Rumscheid und seine Studierenden hatten in den Jahren 2015 und 2019 Lehrgrabungen in Odendorf durchgeführt, die zu einer sensationellen Entdeckung führten: einem bis dahin unbekannten Matronen-Heiligtum. Die Matronen, römisch-keltisch-germanische Muttergottheiten, galten vor allem im ländlichen Raum als Schutzpatroninnen für Familie, Fruchtbarkeit und Erfolg.

In seinem packenden Vortrag beleuchtete Rumscheid ausführlich die Nutzungsgeschichte des Ortes, der insgesamt vier römische Gebäude aufwies. Die freigelegten Fundamente des größten Bauwerks deuteten auf eine beeindruckende, quadratische Struktur von etwa 15 mal 15 Metern hin. Mit Merkmalen eines massiven, dreischiffigen basilikalen Gebäudes und möglicherweise einem Obergeschoss über dem Mittelschiff, verlieh eine bemalte Wanddekoration der Basilika zusätzlichen Glanz.

Fundstücke wie Münzen und Keramikscherben belegten die Nutzung des Heiligtums bis weit ins 4. Jahrhundert nach Christus. Die Basilika diente höchstwahrscheinlich als Versammlungsort, während ein kleiner Rechteckbau möglicherweise als Tempel für eine Kultbildgruppe fungierte.

Rituelle Mahlzeiten und Feiern wurden an diesem Ort abgehalten, wie die Artefakte nahelegen. Nach der Aufgabe des Heiligtums im ausgehenden 4. Jahrhundert wurden sowohl die Basilika als auch die anderen Gebäude bis zu ihren Fundamenten abgetragen. Die Frage bleibt, ob dies in einer großen Aktion geschah oder ob das Material über einen längeren Zeitraum abtransportiert wurde.
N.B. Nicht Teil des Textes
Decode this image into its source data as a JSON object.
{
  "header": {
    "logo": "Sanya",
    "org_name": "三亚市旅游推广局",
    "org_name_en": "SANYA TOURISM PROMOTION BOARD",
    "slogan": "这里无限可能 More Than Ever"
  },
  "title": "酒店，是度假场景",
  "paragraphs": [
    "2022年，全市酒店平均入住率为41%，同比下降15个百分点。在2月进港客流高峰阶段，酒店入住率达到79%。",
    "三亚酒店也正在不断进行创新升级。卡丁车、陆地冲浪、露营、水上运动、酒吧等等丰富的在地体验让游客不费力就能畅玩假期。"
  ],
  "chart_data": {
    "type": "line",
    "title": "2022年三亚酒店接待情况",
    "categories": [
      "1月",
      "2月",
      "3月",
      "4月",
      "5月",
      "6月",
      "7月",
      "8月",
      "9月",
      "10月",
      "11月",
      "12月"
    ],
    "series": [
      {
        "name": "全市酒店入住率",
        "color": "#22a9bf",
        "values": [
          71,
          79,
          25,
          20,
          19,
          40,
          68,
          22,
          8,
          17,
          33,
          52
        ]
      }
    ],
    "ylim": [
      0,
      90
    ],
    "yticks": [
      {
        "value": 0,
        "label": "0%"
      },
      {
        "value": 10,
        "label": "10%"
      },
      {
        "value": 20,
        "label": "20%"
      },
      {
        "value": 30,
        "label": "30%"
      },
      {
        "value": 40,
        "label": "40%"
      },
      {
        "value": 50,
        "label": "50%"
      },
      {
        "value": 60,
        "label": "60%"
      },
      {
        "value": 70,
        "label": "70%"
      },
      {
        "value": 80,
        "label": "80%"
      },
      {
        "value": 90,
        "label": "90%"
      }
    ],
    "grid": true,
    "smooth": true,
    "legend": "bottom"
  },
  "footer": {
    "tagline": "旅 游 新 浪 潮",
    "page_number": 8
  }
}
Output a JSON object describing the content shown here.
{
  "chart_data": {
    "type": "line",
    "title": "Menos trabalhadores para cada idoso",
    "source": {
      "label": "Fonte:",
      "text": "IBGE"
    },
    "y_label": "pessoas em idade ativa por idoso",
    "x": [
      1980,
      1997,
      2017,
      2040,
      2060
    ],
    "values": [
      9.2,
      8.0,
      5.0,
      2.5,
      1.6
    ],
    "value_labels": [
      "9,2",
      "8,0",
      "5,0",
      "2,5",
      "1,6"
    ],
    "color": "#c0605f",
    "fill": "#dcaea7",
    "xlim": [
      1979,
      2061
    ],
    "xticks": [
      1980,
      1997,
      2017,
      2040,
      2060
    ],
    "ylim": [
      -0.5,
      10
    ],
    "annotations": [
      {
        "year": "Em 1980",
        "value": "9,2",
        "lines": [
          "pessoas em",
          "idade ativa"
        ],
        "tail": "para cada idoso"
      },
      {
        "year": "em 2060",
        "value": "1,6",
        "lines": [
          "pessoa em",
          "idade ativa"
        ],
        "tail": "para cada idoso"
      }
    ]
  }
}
Interessanterweise diente die Stätte in der Merowingerzeit, von der zweiten Hälfte des 7. Jahrhunderts bis ins späte 8. Jahrhundert, als Bestattungsplatz. Anthropologische Untersuchungen der Überreste von sechs Individuen boten bemerkenswerte Einblicke in Lebensalter, Ernährung und Gesundheitszustand. Hinweise wie das Kreuzmotiv auf einer Schmuckfibel deuten darauf hin, dass es sich bei den Toten bereits um Christen handelte.

Die Präsentation von Prof. Rumscheid enthüllte nicht nur faszinierende Fakten aus der Geschichte Odendorfs, sondern beleuchtete auch die komplexen religiösen und kulturellen Praktiken, die einst in unserer Region stattfanden.